Correio Braziliense
postado em 20/05/2020 04:05
Imagine se 149 aviões Airbus A-318 completamente lotados caíssem em um prazo de dois meses. Em um único dia, duas aeronaves se espatifando. Ou as Torres Gêmeas do World Trade Center desabando seis vezes no mesmo período. Até o momento em que escrevo este texto, em meio a outras mortes, 17.971 brasileiros perderam suas vidas nos últimos 60 dias. Foram arrancados para sempre de seus lares, cônjuges e filhos por um inimigo invisível e poderoso. A pandemia da covid-19 roubou sonhos, planos, amores.
Até agora, a máxima autoridade do país não emitiu nenhuma palavra sincera de luto, de empatia e de comiseração pelo sofrimento e pelo vazio experimentados por milhares de famílias brasileiras. Pelo contrário. De seu séquito, vieram deboche, senso de desconexão com a realidade, fanatismo. Chegaram ao cúmulo de levar caixões reais a protestos no coração do poder, em Brasília. Poucas horas antes de começar a redigir essas linhas, uma rede de TV estampava, como manchete principal em seu site, as manifestações contrárias ao isolamento social e abordavam a participação do presidente, no momento em que os hospitais de algumas regiões do Brasil estão à beira do colapso.
Não bastassem as mortes provocadas pela pandemia e o desrespeito flagrante à Constituição, com gritos contra a separação dos Três Poderes e pela implantação de um “regime militar democrático” no Brasil, parte da claque do presidente elegeu um bode expiatório: a imprensa. Para muitos, que acreditam em fake news vomitadas pelo WhatsApp a torto e a direito, jornalista se transformou em escória. Muitos dos que desejam transformar o País numa teocracia – e basta ver o fervor religioso às portas do Palácio da Alvorada – se satisfazem em ofender a imprensa e a liberdade de expressão.
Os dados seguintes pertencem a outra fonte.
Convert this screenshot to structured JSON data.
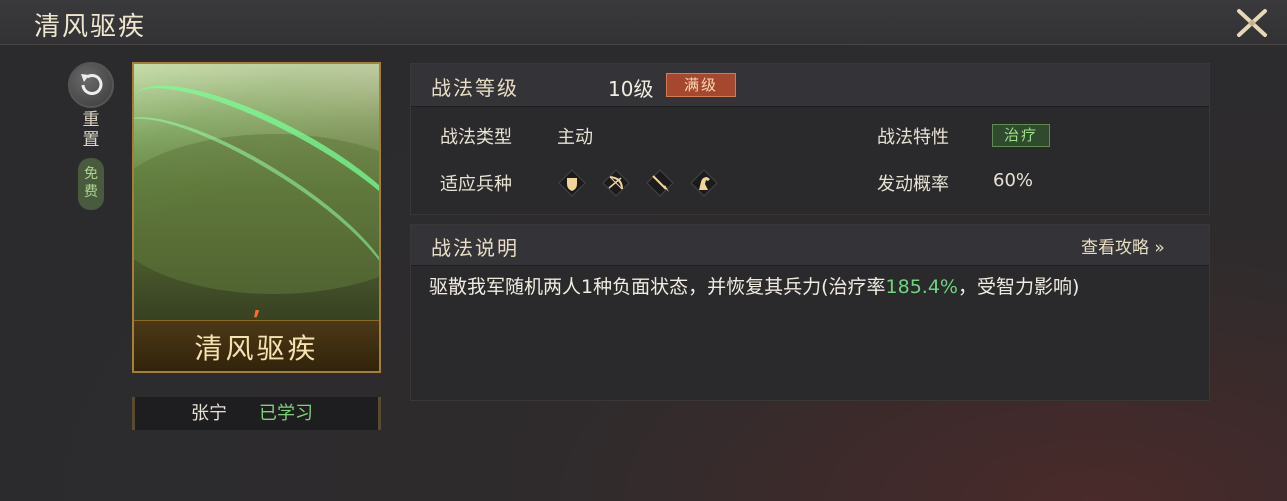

Como a racionalidade foi engolida pelo fanatismo e pela cegueira ideológica, temo pela integridade física e pela vida de colegas jornalistas. Alguns brasileiros consideram absurda a divulgação de estatísticas sobre a pandemia. Os números elevados de casos e de mortes escancaram a incompetência de um governo que até hoje não anunciou um plano eficaz de prevenção ao novo coronavírus e que prefere apregoar aos quatro cantos que 70% da população brasileira contrairá covid-19.
Em meio à resposta desastrosa contra a pandemia, a uma crise política profunda e de consequências incertas, à recessão econômica inevitável e à falta de empatia de governante e de seus asseclas, o Brasil se transforma em ator pária na comunidade internacional. Vivemos tempos sombrios. O navio não pode ir a pique.